The next example has one elementary attempt to make the bottle from scratch in such entry level CAD program. A GDSE screenshot is used as the label. There's 3 differently rotated copies of the same bottle:
The program is DesignSpark Mechanical (Win 64bit). It's free and so simple that one can be productive in days instead of weeks or months. It has SpaceClaim under the hood, but with quite reduced geometry creation options. That's common with free versions of commercial programs. But it's still much more flexible than Illustrator's 3D.

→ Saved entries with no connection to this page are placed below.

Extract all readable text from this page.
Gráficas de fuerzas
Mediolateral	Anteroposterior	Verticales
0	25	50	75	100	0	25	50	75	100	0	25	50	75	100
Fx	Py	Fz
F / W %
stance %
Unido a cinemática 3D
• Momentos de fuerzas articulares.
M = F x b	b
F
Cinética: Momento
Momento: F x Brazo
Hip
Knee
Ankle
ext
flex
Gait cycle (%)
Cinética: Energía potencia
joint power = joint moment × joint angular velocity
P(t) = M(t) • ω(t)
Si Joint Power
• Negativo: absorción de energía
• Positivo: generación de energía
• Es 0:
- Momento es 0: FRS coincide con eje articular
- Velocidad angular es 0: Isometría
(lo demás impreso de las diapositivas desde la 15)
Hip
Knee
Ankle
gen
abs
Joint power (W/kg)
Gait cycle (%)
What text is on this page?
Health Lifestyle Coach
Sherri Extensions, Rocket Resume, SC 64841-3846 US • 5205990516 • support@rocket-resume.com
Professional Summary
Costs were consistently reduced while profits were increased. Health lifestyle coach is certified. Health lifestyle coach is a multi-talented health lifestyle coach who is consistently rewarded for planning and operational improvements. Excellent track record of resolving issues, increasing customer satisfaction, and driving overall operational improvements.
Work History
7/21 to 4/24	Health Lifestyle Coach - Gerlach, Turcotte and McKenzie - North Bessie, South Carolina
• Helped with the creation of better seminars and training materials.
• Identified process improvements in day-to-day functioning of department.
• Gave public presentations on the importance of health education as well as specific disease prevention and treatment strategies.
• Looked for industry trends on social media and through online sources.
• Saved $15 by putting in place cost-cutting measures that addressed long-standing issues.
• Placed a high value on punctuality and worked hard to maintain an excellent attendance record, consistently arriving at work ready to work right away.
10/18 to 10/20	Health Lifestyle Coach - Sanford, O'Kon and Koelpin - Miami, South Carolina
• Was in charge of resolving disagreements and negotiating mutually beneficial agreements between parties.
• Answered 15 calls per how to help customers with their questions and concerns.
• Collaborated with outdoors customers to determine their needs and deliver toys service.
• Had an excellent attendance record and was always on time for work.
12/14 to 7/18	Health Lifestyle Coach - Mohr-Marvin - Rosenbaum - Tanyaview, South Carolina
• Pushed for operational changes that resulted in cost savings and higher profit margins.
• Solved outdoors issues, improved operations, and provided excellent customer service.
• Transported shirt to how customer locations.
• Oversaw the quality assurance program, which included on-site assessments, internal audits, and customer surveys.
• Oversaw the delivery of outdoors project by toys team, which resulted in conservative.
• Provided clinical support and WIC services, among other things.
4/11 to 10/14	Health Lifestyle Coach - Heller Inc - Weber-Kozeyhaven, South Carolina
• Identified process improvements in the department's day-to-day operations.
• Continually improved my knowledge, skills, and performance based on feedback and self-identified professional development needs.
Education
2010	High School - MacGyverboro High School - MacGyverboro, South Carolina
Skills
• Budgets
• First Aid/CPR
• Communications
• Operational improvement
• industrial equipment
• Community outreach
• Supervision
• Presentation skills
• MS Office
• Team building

Sometimes there's a need to place a photo of an existing bottle to an image composition. It's tricky but it's surely useful to know something of it, too. Placing a new label is as necessary. See these, if you are interested:
Photoshop: How to make shadow more realistic
How do I wrap a label around a bottle
ADD: You have seemingly already got something. Tilted bottle with horizontal liquid surface in 3D needs the liquid inside the bottle. You have got another answer which shows how well high end 3D modelling can make it. A simpler approach is to insert inside the bottle a transparent solid piece which fills the same space that the liquid would take. To make it seem plausible one must have photorealistic materials and rendering which take optical effects refraction and reflection properly into the account. Here's an example with my simple non-photorealistic CAD program:

The green part is a revolution shape sliced to 2 pieces with a 30 degrees tilted temporary plane. The revolved sketch was the same which was used to make the hollow bottle interior, but scaled to 0,5% bigger size to be sure that there's no random gaps caused by rounding errors when the green part is placed inside the bottle.
In the next image the cap is again visible, the yellow ring is colored to grey, the green fill is placed, the composition is tilted 30 degrees and the bottle body is made 50% transparent:

As you see it's not at all plausible due the lack of photorealistic materials and rendering. Transparency without optical effects doesn't make it glass.